Firefox on Glean (FOG) is the library that brings the Glean SDK, Mozilla’s modern data collection system, to Firefox Desktop.
FOG’s code is in toolkit/components/glean
and is considered part of the
Toolkit :: Telemetry
module.
Bugs against FOG can be filed
in Bugzilla in the Toolkit
product and the Telemetry
component.
(No bugs about adding new instrumentation, please.
You can file those in the components that you want instrumented.)
You can find folks who can help answer your questions about FOG in
Slack#data-help
On top of the usual things Glean embedders supply (user engagement monitoring, network upload configuration, data upload preference watching, …) FOG supplies Firefox-Desktop-specific things:
Privileged JS API
C++ API
IPC
Test Preferences
Support for
xpcshell
, browser-chrome mochitests, GTests, and rusttestsabout:glean
…and more.
What do I need to know about Glean?
You use the APIs supplied by the Glean SDK to instrument Mozilla projects.
The unit of instrumentation is the metric. Recording the number of times a user opens a new tab? That’s a metric. Timing how long each JS garbage collector pass takes? Also a metric.
Glean has documentation about how to add a new metric that you should follow to learn how to add a metric to instrument Firefox Desktop. There are some peculiarities specific to Firefox Desktop that you’ll wish to review as well. Don’t forget to get Data Collection Review for any new or expanded data collections in mozilla projects.
By adding a metric you’ve told the Glean SDK what shape of instrumentation you want. And by using the metric’s APIs to instrument your code, you’ve put your interesting data into that metric. But how does the data leave Firefox Desktop and make it to Mozilla’s Data Pipeline?
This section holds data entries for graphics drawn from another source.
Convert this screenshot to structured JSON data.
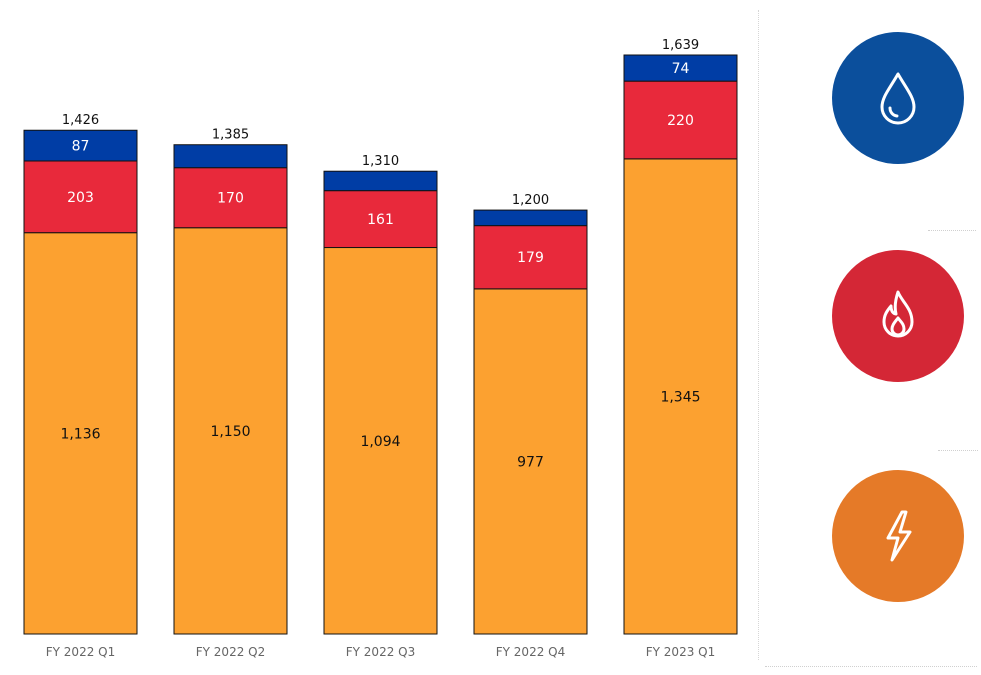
{
  "chart_data": {
    "type": "bar",
    "stacked": true,
    "categories": [
      "FY 2022 Q1",
      "FY 2022 Q2",
      "FY 2022 Q3",
      "FY 2022 Q4",
      "FY 2023 Q1"
    ],
    "series": [
      {
        "values": [
          1136,
          1150,
          1094,
          977,
          1345
        ],
        "color": "#FCA130",
        "labels": [
          "1,136",
          "1,150",
          "1,094",
          "977",
          "1,345"
        ],
        "label_color": "#111111"
      },
      {
        "values": [
          203,
          170,
          161,
          179,
          220
        ],
        "color": "#E8293B",
        "labels": [
          "203",
          "170",
          "161",
          "179",
          "220"
        ],
        "label_color": "#ffffff"
      },
      {
        "values": [
          87,
          65,
          55,
          44,
          74
        ],
        "color": "#003DA5",
        "labels": [
          "87",
          "",
          "",
          "",
          "74"
        ],
        "label_color": "#ffffff"
      }
    ],
    "totals": [
      "1,426",
      "1,385",
      "1,310",
      "1,200",
      "1,639"
    ],
    "ylim": [
      0,
      1639
    ],
    "grid": false,
    "legend": "icons-right"
  },
  "legend_icons": [
    {
      "icon": "water-drop-icon",
      "color": "#0B4F9C"
    },
    {
      "icon": "flame-icon",
      "color": "#D42736"
    },
    {
      "icon": "lightning-bolt-icon",
      "color": "#E57A28"
    }
  ]
}
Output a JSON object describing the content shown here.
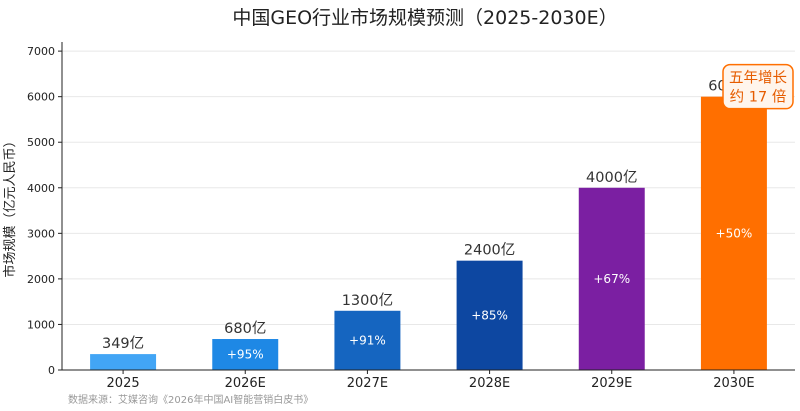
{
  "chart_data": {
    "type": "bar",
    "title": "中国GEO行业市场规模预测（2025-2030E）",
    "ylabel": "市场规模（亿元人民币）",
    "xlabel": "",
    "ylim": [
      0,
      7200
    ],
    "yticks": [
      0,
      1000,
      2000,
      3000,
      4000,
      5000,
      6000,
      7000
    ],
    "grid": "horizontal",
    "categories": [
      "2025",
      "2026E",
      "2027E",
      "2028E",
      "2029E",
      "2030E"
    ],
    "values": [
      349,
      680,
      1300,
      2400,
      4000,
      6000
    ],
    "value_labels": [
      "349亿",
      "680亿",
      "1300亿",
      "2400亿",
      "4000亿",
      "6000亿"
    ],
    "growth_labels": [
      "",
      "+95%",
      "+91%",
      "+85%",
      "+67%",
      "+50%"
    ],
    "colors": [
      "#42a5f5",
      "#1e88e5",
      "#1565c0",
      "#0d47a1",
      "#7b1fa2",
      "#ff6f00"
    ],
    "annotation": {
      "lines": [
        "五年增长",
        "约 17 倍"
      ],
      "attached_to": "2030E"
    },
    "source": "数据来源：艾媒咨询《2026年中国AI智能营销白皮书》"
  }
}
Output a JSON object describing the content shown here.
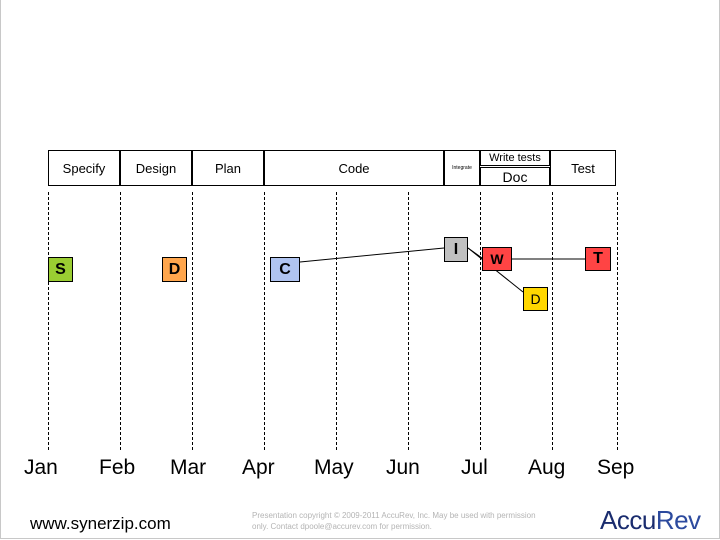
{
  "phases": {
    "specify": {
      "label": "Specify",
      "color": "#9acd32"
    },
    "design": {
      "label": "Design",
      "color": "#ffd700"
    },
    "plan": {
      "label": "Plan",
      "color": "#9e9573"
    },
    "code": {
      "label": "Code",
      "color": "#b0c4f0"
    },
    "integrate": {
      "label": "Integrate",
      "color": "#c0c0c0"
    },
    "write_tests": {
      "label": "Write tests",
      "color": "#b0b0b0"
    },
    "doc": {
      "label": "Doc",
      "color": "#ffd700"
    },
    "test": {
      "label": "Test",
      "color": "#ff4444"
    }
  },
  "milestones": {
    "s": {
      "label": "S",
      "color": "#9acd32"
    },
    "d": {
      "label": "D",
      "color": "#ffa64d"
    },
    "c": {
      "label": "C",
      "color": "#b0c4f0"
    },
    "i": {
      "label": "I",
      "color": "#c0c0c0"
    },
    "w": {
      "label": "W",
      "color": "#ff4444"
    },
    "t": {
      "label": "T",
      "color": "#ff4444"
    },
    "d2": {
      "label": "D",
      "color": "#ffd700"
    }
  },
  "months": [
    "Jan",
    "Feb",
    "Mar",
    "Apr",
    "May",
    "Jun",
    "Jul",
    "Aug",
    "Sep"
  ],
  "footer": {
    "url": "www.synerzip.com",
    "copyright": "Presentation copyright © 2009-2011 AccuRev, Inc. May be used with permission only. Contact dpoole@accurev.com for permission.",
    "logo_main": "Accu",
    "logo_accent": "Rev"
  }
}
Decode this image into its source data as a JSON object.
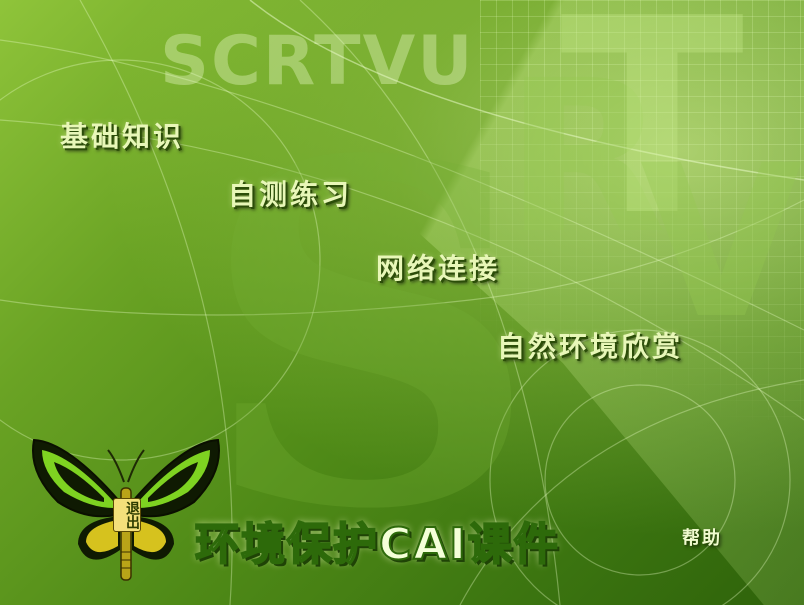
{
  "watermark": {
    "scrtvu": "SCRTVU",
    "letter_r": "R",
    "letter_t": "T",
    "letter_v": "V",
    "letter_s": "S"
  },
  "menu": {
    "basics": "基础知识",
    "self_test": "自测练习",
    "network": "网络连接",
    "nature": "自然环境欣赏"
  },
  "course_title": "环境保护CAI课件",
  "help_label": "帮助",
  "exit_label": "退出",
  "colors": {
    "background": "#4f8a17",
    "menu_text": "#e8f7b8",
    "title_text": "#f4ffd8",
    "butterfly_wing": "#7ed321"
  },
  "icons": {
    "exit": "butterfly-icon"
  }
}
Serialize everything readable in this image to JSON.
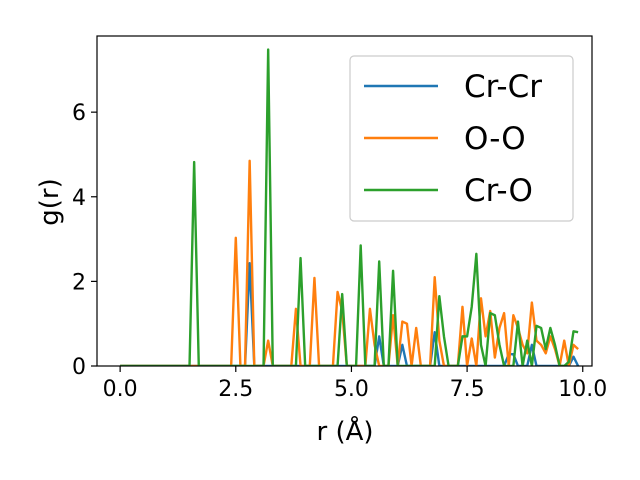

Batches of related metrics are collected into pings
which are submitted according to their specific schedules.
If you don’t say otherwise, any non-event
-metric will be sent in the
built-in Glean “metrics” ping about once a day.
(event
metrics are sent in the “events” ping
more frequently than that).
With data being sent to Mozilla’s Data Pipeline, how do you analyse it?
That’s an impossible question to answer completely without knowing a lot about what questions you want to answer. However, in general, if you want to see what data is being collected by your instrumentation, go to its page in Glean Dictionary and you’ll find links and information there about how to proceed.
Where do I learn more?
Here in the FOG User Documentation you will find FOG-specific details like how to write instrumentation tests, or how to use Glean APIs to mirror data to Telemetry.
Most of what you should have to concern yourself with, as an instrumentor, is documented in the Book of Glean. Such as its illuminating glossary, the list of all metric types, or the index of our long-running blog series This Week in Glean.